Raoul détourna son attention de Harald et se dirigea vers Olaf, ignorant délibérément les murmures qui s’élevaient parmi les guerriers. La côte franque apparaissait comme une ligne fragile, presque irréelle sous la lumière diffuse du jour.
"Nous atteindrons les terres avant la tombée de la nuit," déclara Olaf, son ton teinté d’un enthousiasme presque prédateur.
Raoul hocha la tête. Il posa une main sur le bois rugueux de la proue, sentant les vibrations du drakkar sous ses doigts. Ce navire, son navire, avait traversé tant de mers et de tempêtes qu’il semblait presque vivant, un prolongement de son propre être.
"Ralentissez la cadence," ordonna-t-il à Olaf d’une voix ferme. "Nous devons approcher silencieusement. Ces eaux pourraient être surveillées."
Olaf fronça les sourcils, mais il acquiesça. Contrairement à Harald, il savait quand il valait mieux ne pas discuter avec Raoul. D’un signe de tête, il fit passer le message aux rameurs, qui ajustèrent la force de leurs coups.
Harald, cependant, ne put s’empêcher de murmurer dans un souffle : "Toujours à chercher des fantômes là où il n’y en a pas."
Raoul l’ignora. Il avait appris depuis longtemps que les mots de Harald n’étaient que du bruit, une distraction qu’il ne pouvait se permettre.
À mesure qu’ils approchaient des rivages, Raoul sentit l’agitation croître parmi ses hommes. Certains affûtaient leurs lames avec des gestes mécaniques, d’autres échangeaient des paris sur qui ramènerait le plus de butin ou capturerait la plus belle femme. Les discussions étaient rudes, teintées de rires éclats et de fanfaronnades, mais Raoul ne pouvait s’empêcher de ressentir un malaise croissant.
Le cri d’un corbeau perça l’air, distinct parmi le tumulte. L’oiseau, posé sur le mât, semblait fixer Raoul, comme s’il portait un message qu’il était seul à comprendre.
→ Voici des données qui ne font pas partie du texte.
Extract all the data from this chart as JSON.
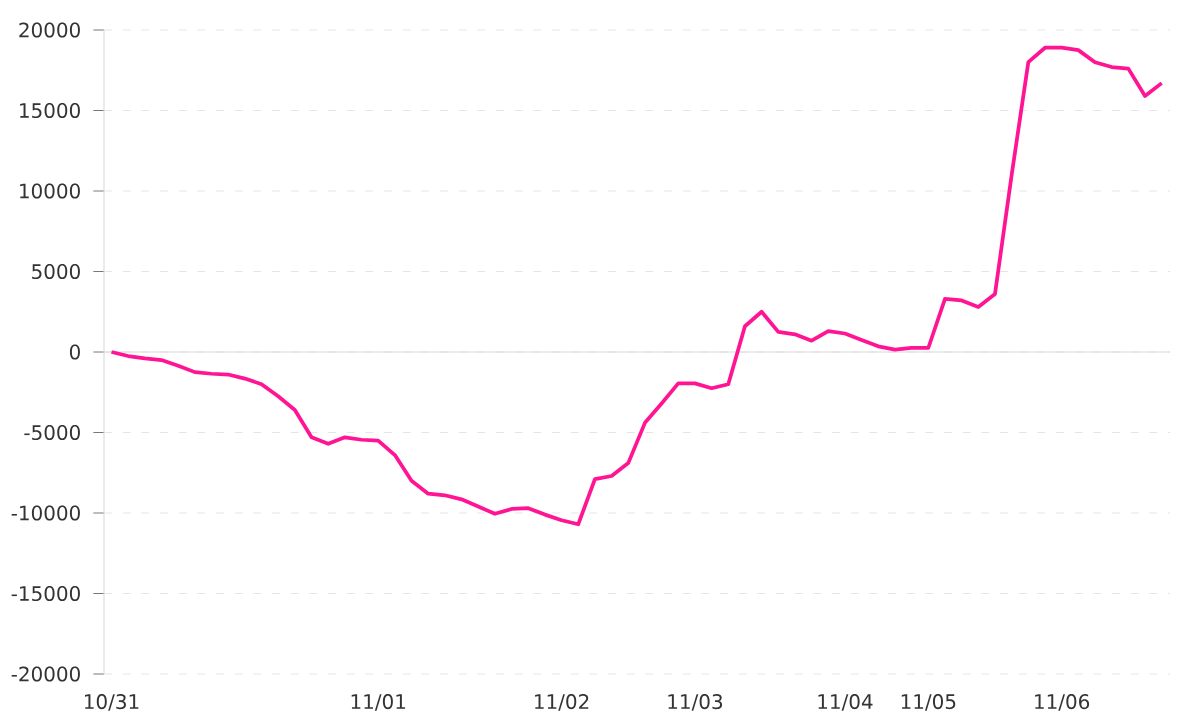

Hrothgar, un jeune guerrier en qui Raoul avait une relative confiance, s’approcha avec un mélange de respect et d’hésitation.
"Jarl Raoul," dit-il, inclinant légèrement la tête. "Les hommes sont prêts. Nous atteindre les Francs au crépuscule. Plan ?"
Raoul respira profondément. Ce moment où tout restait à faire, où chaque décision pouvait basculer entre victoire et désastre, était celui où il se sentait pleinement vivant.
"Nous avancerons jusqu’à la falaise au sud de leur village," expliqua-t-il calmement, sa voix portant à travers le vent. "Les Francs ne s’attendent pas à ce que nous arrivions par là. La plupart de leurs forces défendent la forteresse plus au nord. Nous frapperons rapidement et partirons tout aussi vite. Aucun feu. Pas cette fois."
Hrothgar hocha la tête, mais il jeta un coup d’œil vers Harald, qui ricanait en arrière-plan.
"Et Harald ?" murmura-t-il, abaissant la voix.
Raoul posa une main ferme sur l’épaule du jeune guerrier.
"Laisse-moi m’occuper d’Harald," répondit-il, un éclat sombre dans les yeux.
Lorsque la côte devint suffisamment proche pour distinguer les détails des falaises, Raoul sentit un changement dans l’air. Le silence s’épaissit parmi les guerriers, remplacé par une tension palpable. Chaque muscle, chaque regard semblait tendu vers l’action à venir.
Raoul descendit de la proue, avançant parmi ses hommes. Il les observa un à un, leur adressant un hochement de tête ou un mot bref. Ce genre de reconnaissance, bien qu’économique, renforçait leur loyauté envers lui.
"Nous approchons du destin," déclara-t-il finalement, sa voix basse mais puissante. "Certains d’entre vous ne reverront pas ces rivages froids. Mais rappelez-vous : si nous tombons, ce sera avec honneur, avec le sang de nos ennemis sur nos lames."
Un hurlement de guerre s’éleva parmi les hommes, un cri primal qui fendit l’air comme la lame d’une hache.
Raoul tourna son regard vers les falaises. Là-bas, dans l’ombre des terres franques, se trouvait plus qu’un village à piller. Il le savait dans ses os, dans cette connexion presque instinctive qu’il partageait avec le corbeau, cet oiseau qui planait encore au-dessus de son navire.
Le présage était clair. Mais le destin qu’il annonçait restait à écrire.